Hearty Chicken Soup
From Natalie: Winter has finally arrived in the northeast and it is time for some hot soup! My father-in-law had been craving chicken soup so I thought I would indulge him. I had roasted an 8 pound chicken for a dinner party with my cousin Jean and her boyfriend Doug and had plenty left over for a terrific soup.
- I had roasted the chicken topped with Crazy salt, pepper and garlic powder. After dinner I took all the remaining chicken off the bones, about 1 pound.
- Minor’s chicken base (I find it at BJ’s Wholesale Club)
- 1 cup cooked brown rice (This was also leftover from dinner.
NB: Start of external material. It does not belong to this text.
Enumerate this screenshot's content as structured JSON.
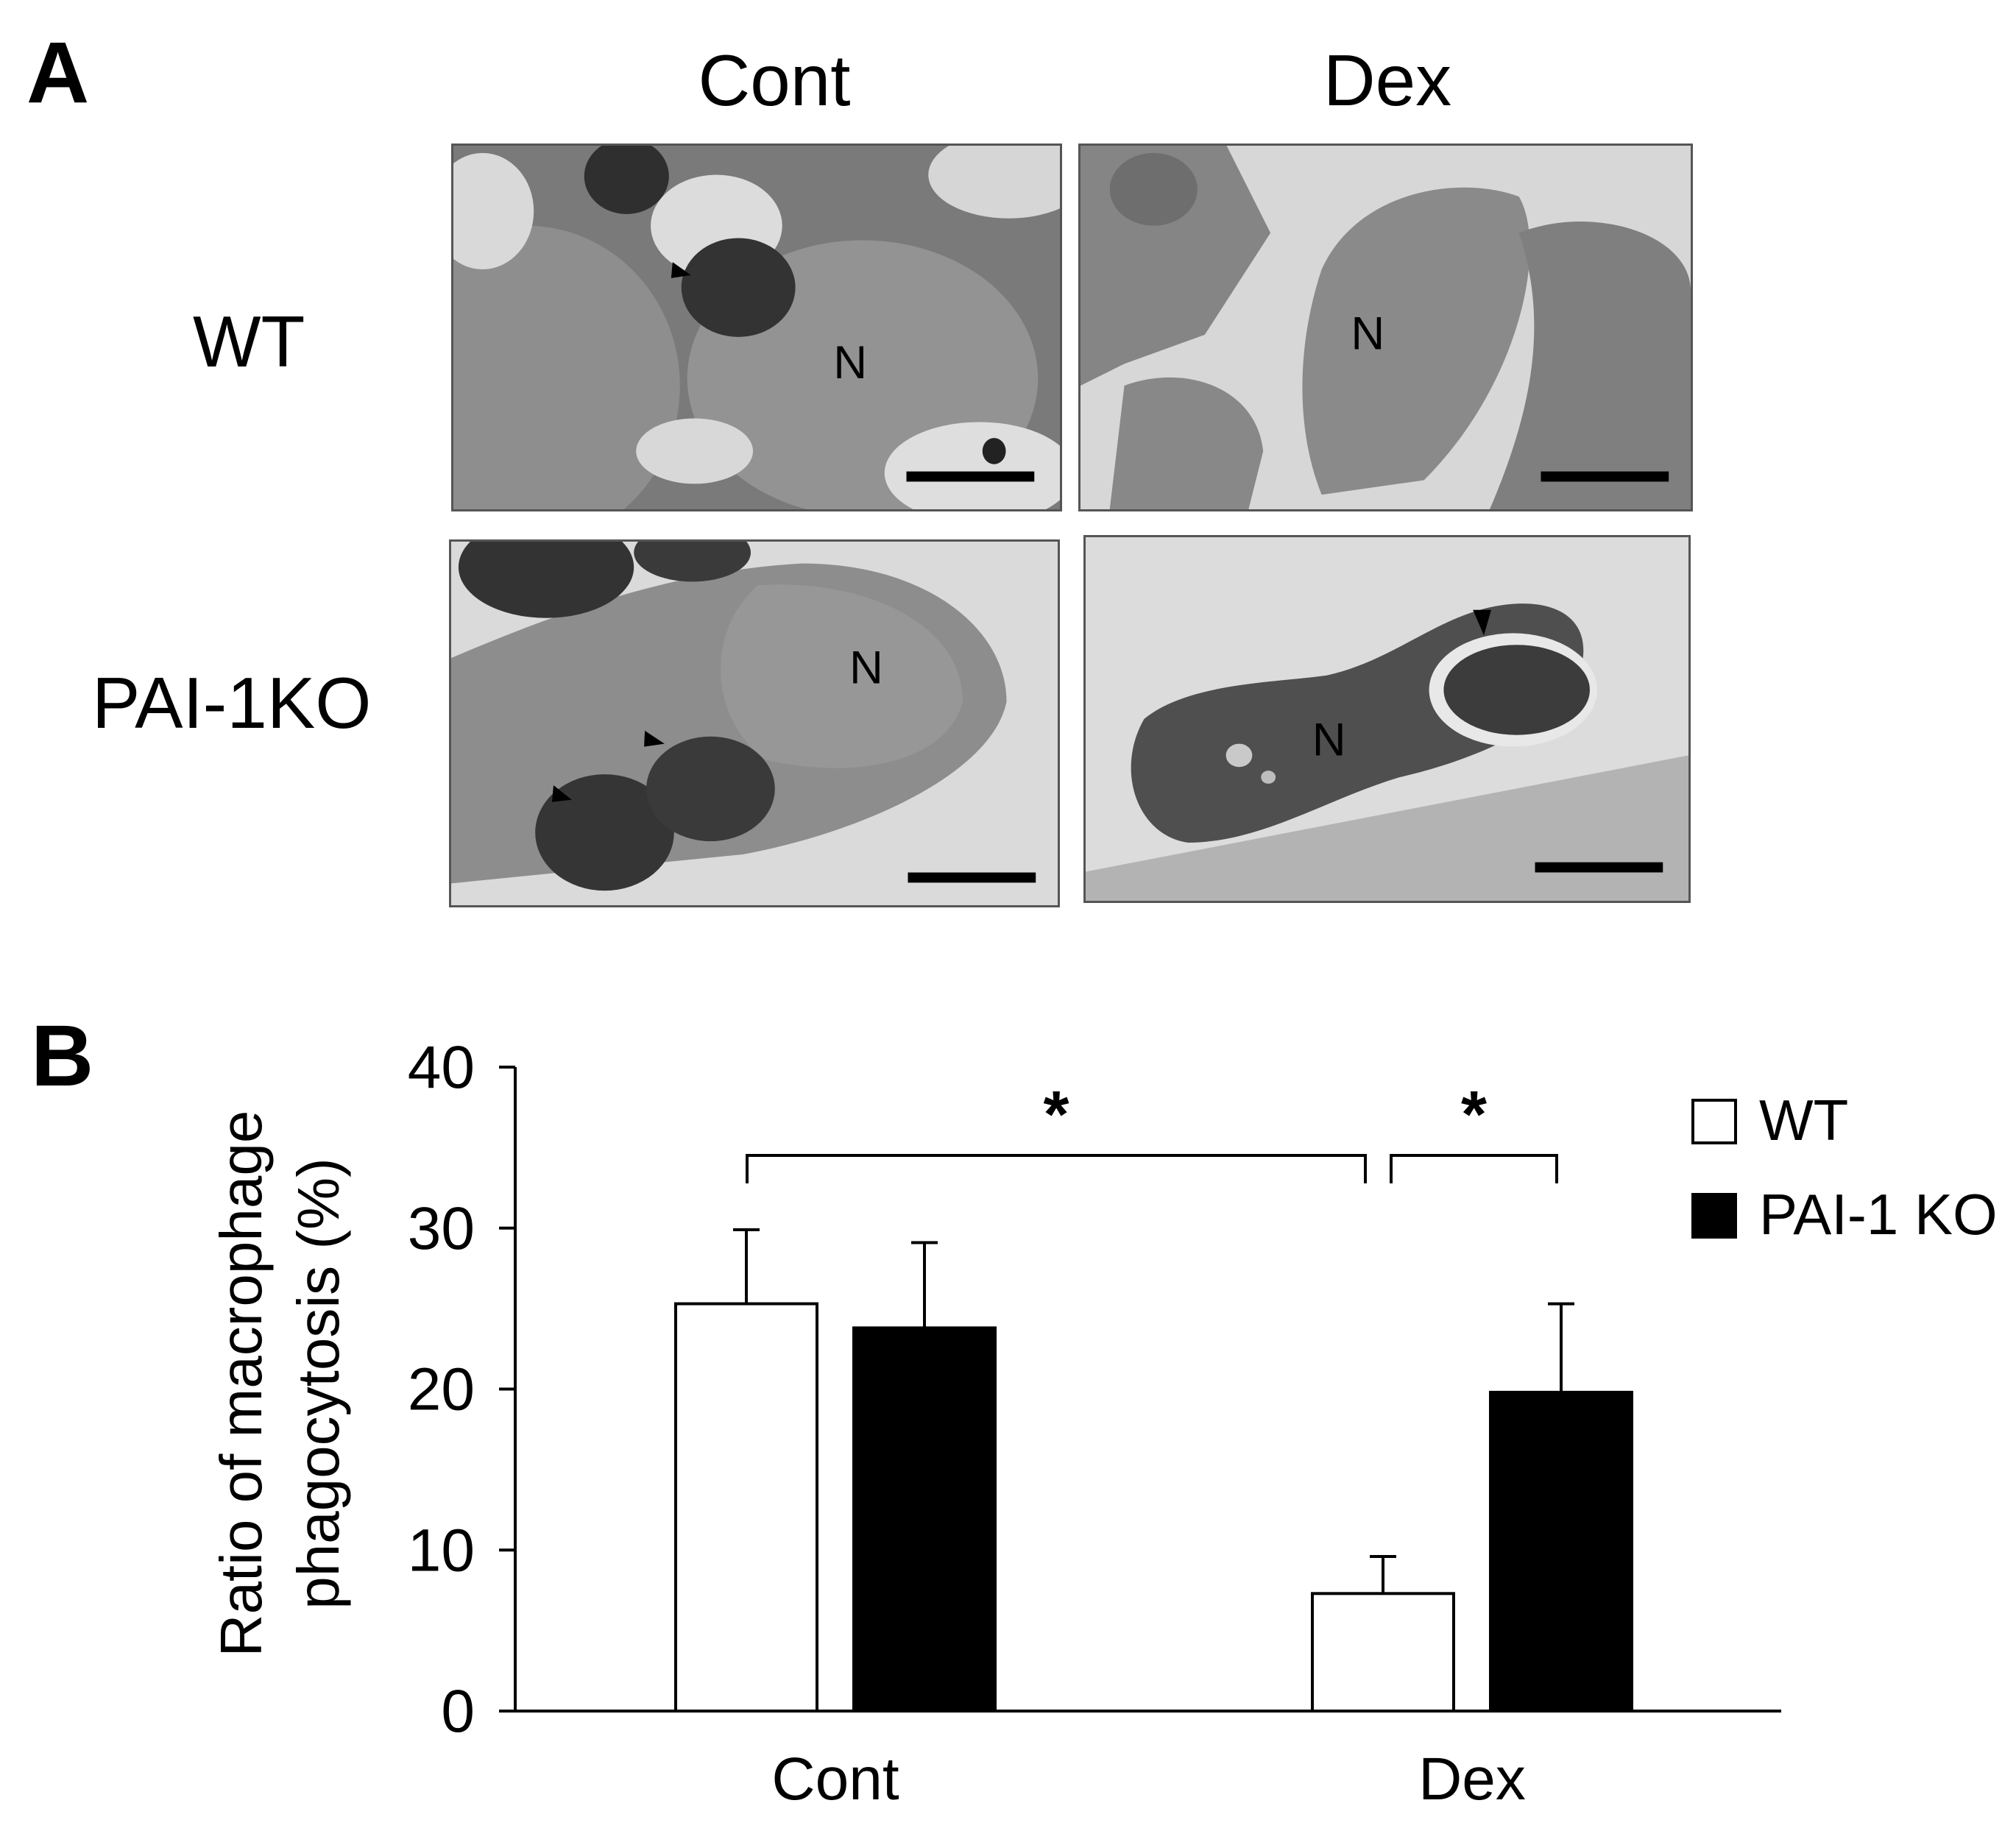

I had cooked this with chicken broth instead of water.)
- 1 cup raw baby carrots
- 3 stalks of celery, sliced
- 1 can of corn
- 1 can of white beans
- 1 package of frozen peas (10 oz. package)
- 1 cup of Orzo (small pasta)
The directions on the Minor’s chicken base says 1 Tablespoon with 1 quart of boiling water. I love this base but it is a little salty, so you may want to start light and add more to taste. I boiled about 3 quarts of water and added about 1 and 1/2 Tablespoons of Minor’s chicken base. Dissolve the base in the water. (The rice, also having been cooked with the chicken base, added even more taste, so I went light on the base.)
Put the chicken and all the vegetables in the pot (as you can see, I used some fresh, some canned and some frozen vegetables. They all work fine. The fresh vegetables went into the pot raw. I did cook the frozen peas and then added them to the pot.)
Add the rice and Orzo (if you are really watching the carbs, you can use just one of these). I added the Orzo uncooked and it cooked while the soup simmered.
Simmer for about 1 hour. Serve with warm rolls for a hearty meal. Enjoy!